Traverse also suggests relevant patient interview questions and delivers reminders about patient identity details to enable more culturally responsive care that considers an individual’s multi-dimensional lifeworld.

Clinical visit

During clinical visits, providers use a tablet that acts as an AI-based digital scribe. Using natural language processing (NLP), the Dynamic Visit feature listens to conversations between patients and providers. It then delivers discussion prompts and relevant resources to providers, which can be accessed in real-time or referenced later.

Traverse acts as an interpretation tool to bridge patient-provider understanding gaps. For example, providers caring for patients who value alternative medical approaches, such as Traditional Chinese Medicine (TCM), would be coached to integrate them into treatment plans.

In situations where providers need more support communicating health details to patients, personalized flashcards can be presented for better understanding.

After visit

Digital coaching throughout the day


Providers receive immediate feedback, between clinical visits, from AI-enabled conversations with patients. The Dynamic Visit feature uses NLP to analyze discussions and delivers actionable tips to make on-the-go adjustments based on communication factors such as agreeableness, compassion, and positivity.

For the provider

Relevant cultural factors the AI scribe presents in patient conversations are re-surfaced and integrated into provider EHR systems for easy reference. Allowing providers to engage more deeply with the information and help outline culturally responsive after-care instructions.

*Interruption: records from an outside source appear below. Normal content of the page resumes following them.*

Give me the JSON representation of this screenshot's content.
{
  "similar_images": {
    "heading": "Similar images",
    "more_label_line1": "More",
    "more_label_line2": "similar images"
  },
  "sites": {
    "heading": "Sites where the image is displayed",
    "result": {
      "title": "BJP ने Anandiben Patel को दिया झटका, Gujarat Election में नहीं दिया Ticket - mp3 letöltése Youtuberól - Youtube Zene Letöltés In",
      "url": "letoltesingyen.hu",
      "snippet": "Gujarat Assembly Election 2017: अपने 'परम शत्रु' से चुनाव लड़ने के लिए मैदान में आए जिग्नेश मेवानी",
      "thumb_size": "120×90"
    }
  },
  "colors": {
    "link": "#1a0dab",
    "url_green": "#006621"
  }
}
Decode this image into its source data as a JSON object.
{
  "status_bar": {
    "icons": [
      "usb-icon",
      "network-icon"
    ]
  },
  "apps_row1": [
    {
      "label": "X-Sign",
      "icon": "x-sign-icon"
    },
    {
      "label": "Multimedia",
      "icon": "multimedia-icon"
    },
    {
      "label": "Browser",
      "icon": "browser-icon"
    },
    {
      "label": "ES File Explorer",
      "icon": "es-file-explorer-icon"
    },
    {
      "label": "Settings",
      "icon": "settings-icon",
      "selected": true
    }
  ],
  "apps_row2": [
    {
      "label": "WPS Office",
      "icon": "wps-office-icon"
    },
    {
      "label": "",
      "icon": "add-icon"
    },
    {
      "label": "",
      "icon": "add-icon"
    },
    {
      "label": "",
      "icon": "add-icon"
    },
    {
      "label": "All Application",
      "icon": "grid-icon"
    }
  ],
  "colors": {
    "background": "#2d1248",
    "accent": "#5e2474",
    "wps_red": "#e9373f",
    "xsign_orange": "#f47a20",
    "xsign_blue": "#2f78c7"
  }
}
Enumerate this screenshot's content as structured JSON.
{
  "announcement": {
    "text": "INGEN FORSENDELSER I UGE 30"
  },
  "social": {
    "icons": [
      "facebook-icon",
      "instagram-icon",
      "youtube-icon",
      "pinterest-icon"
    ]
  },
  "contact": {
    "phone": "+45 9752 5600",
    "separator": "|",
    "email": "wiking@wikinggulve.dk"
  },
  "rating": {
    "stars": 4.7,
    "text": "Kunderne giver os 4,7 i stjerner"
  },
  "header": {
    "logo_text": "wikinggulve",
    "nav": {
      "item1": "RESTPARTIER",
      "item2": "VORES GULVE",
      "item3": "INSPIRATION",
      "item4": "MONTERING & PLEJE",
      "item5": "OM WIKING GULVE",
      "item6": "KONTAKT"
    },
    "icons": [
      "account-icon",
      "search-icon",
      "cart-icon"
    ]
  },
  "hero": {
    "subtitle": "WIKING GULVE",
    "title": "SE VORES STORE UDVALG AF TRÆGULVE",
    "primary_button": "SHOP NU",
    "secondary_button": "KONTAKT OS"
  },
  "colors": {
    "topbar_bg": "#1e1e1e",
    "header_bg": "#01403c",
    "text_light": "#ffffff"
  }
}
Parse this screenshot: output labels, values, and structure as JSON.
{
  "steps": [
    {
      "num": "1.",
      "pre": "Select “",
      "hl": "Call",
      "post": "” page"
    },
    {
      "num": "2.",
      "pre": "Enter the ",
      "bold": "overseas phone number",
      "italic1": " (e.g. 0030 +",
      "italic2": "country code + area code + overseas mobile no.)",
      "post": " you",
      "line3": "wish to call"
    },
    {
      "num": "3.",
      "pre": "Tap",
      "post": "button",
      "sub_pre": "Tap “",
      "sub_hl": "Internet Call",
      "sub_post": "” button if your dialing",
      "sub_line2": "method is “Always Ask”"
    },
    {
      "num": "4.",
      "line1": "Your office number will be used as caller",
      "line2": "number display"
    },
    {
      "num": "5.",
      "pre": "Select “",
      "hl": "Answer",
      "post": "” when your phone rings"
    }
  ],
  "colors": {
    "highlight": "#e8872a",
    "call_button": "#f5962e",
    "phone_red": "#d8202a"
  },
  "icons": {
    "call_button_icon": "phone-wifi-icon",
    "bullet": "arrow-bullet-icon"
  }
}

Providers can also grab real-time learnings by engaging with content in the sidebar. They are encouraged to expand their cultural competence with courses that help fulfill continued medical education (CME) credits.

For the patient

After visits, patients receive a follow-up note from providers summarizing their visit and outlining the next steps in a culturally responsive way. For example, to address affordability concerns, specialist referrals might show expected out-of-pocket cost information and help navigate insurance and public benefits.

Similarly, non-medical interventions such as diet and lifestyle changes can be contextualized within the cultures and communities that shape how patients view and experience health.

Agency means that patients have a right to exercise control in their healthcare decision-making. They have the ability to locate culturally appropriate care and therapeutic options through interactions that reaffirm their dignity.

Understanding requires bidirectional communication where vital medical, cultural, and contextual information is shared in patient-provider conversations, giving providers a strong sense of culturally appropriate treatment options and patients the ability to choose between them.

Transparency involves providing visibility at every step of the medical journey to support patient decision-making. It means giving them clear guidance on what to expect during medical appointments so they can best prepare how they see fit.